Learning from Snapshots of Discrete and Continuous Data Streams
Pramith Devulapalli, Steve Hanneke
TL;DR
The paper develops a theoretical framework for online learning from continuous data streams by formalizing two querying settings, update-and-deploy and blind-prediction, and introducing pattern classes that capture time- and data-dependent structure. It shows that for update-and-deploy, all concept classes with finite Littlestone dimension $LD(H)$ are learnable with a non-adaptive uniform sampling strategy, yielding a mistake-bound proportional to $LD(H)$, while in blind-prediction non-trivial concept classes are unlearnable under linear querying. The results further reveal a gap for pattern classes, proving that adaptive learners are necessary to learn certain continuous pattern classes, and they provide a discrete-time theory for pattern classes under blind-prediction. In addition, the paper develops a theory for learning pattern classes from discrete data streams via the query-learning distance $QLD$, linking $M_Q(\mathcal{P})$ to $QLD(\mathcal{P},Q)$ and presenting a constructive BP-SOA algorithm. Overall, the work offers a unified view connecting Littlestone-dimension-based learnability, pattern-class complexity, and adaptive querying in both continuous and discrete online-learning regimes, clarifying when and how learning is possible under restricted feedback.
Abstract
Imagine a smart camera trap selectively clicking pictures to understand animal movement patterns within a particular habitat.
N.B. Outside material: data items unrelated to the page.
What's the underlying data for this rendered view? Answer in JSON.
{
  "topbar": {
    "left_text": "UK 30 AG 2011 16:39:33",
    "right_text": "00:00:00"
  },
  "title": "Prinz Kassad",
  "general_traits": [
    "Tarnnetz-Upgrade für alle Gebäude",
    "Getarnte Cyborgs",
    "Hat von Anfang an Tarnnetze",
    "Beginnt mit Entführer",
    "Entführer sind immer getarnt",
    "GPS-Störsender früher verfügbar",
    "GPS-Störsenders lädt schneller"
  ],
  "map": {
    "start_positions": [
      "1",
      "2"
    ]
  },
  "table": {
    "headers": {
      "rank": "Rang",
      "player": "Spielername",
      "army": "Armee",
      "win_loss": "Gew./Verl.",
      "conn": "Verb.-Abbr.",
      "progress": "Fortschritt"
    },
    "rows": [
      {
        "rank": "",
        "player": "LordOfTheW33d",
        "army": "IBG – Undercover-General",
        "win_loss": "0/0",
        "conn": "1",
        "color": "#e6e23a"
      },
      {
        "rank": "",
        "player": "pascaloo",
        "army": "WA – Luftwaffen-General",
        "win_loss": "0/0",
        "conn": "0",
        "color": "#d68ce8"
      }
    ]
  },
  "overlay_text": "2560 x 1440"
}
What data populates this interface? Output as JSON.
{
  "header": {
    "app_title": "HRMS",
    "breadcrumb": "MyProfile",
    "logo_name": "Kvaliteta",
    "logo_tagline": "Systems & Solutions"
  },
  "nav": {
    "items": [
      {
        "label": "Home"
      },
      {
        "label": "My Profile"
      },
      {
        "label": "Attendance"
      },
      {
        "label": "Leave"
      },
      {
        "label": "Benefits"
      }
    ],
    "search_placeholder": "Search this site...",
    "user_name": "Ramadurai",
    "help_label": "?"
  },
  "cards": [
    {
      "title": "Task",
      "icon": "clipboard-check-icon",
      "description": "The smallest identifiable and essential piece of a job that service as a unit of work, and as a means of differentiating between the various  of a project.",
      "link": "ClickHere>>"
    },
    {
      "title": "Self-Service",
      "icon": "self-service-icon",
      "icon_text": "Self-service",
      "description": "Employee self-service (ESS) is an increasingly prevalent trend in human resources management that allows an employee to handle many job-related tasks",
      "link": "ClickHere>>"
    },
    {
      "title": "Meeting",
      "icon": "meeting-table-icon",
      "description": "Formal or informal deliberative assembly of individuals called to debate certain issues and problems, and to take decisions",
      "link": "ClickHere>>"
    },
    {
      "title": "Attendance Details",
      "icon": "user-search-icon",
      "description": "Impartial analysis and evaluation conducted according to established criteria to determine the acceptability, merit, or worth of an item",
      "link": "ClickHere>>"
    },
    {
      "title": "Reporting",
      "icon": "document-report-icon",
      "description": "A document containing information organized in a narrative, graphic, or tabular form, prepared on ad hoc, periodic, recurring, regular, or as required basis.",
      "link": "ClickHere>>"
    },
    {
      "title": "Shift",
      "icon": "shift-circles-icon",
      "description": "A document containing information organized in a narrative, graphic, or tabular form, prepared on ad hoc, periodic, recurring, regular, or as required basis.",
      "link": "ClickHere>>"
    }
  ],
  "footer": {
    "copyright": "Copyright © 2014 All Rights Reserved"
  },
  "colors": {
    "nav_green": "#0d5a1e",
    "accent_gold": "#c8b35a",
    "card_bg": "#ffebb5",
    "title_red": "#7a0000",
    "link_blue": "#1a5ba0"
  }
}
These "snapshots", or pieces of data captured from a data stream at adaptively chosen times, provide a glimpse of different animal movements unfolding through time. Learning a continuous-time process through snapshots, such as smart camera traps, is a central theme governing a wide array of online learning situations. In this paper, we adopt a learning-theoretic perspective in understanding the fundamental nature of learning different classes of functions from both discrete data streams and continuous data streams. In our first framework, the \textit{update-and-deploy} setting, a learning algorithm discretely queries from a process to update a predictor designed to make predictions given as input the data stream. We construct a uniform sampling algorithm that can learn with bounded error any concept class with finite Littlestone dimension. Our second framework, known as the \emph{blind-prediction} setting, consists of a learning algorithm generating predictions independently of observing the process, only engaging with the process when it chooses to make queries. Interestingly, we show a stark contrast in learnability where non-trivial concept classes are unlearnable. However, we show that adaptive learning algorithms are necessary to learn sets of time-dependent and data-dependent functions, called pattern classes, in either framework. Finally, we develop a theory of pattern classes under discrete data streams for the blind-prediction setting.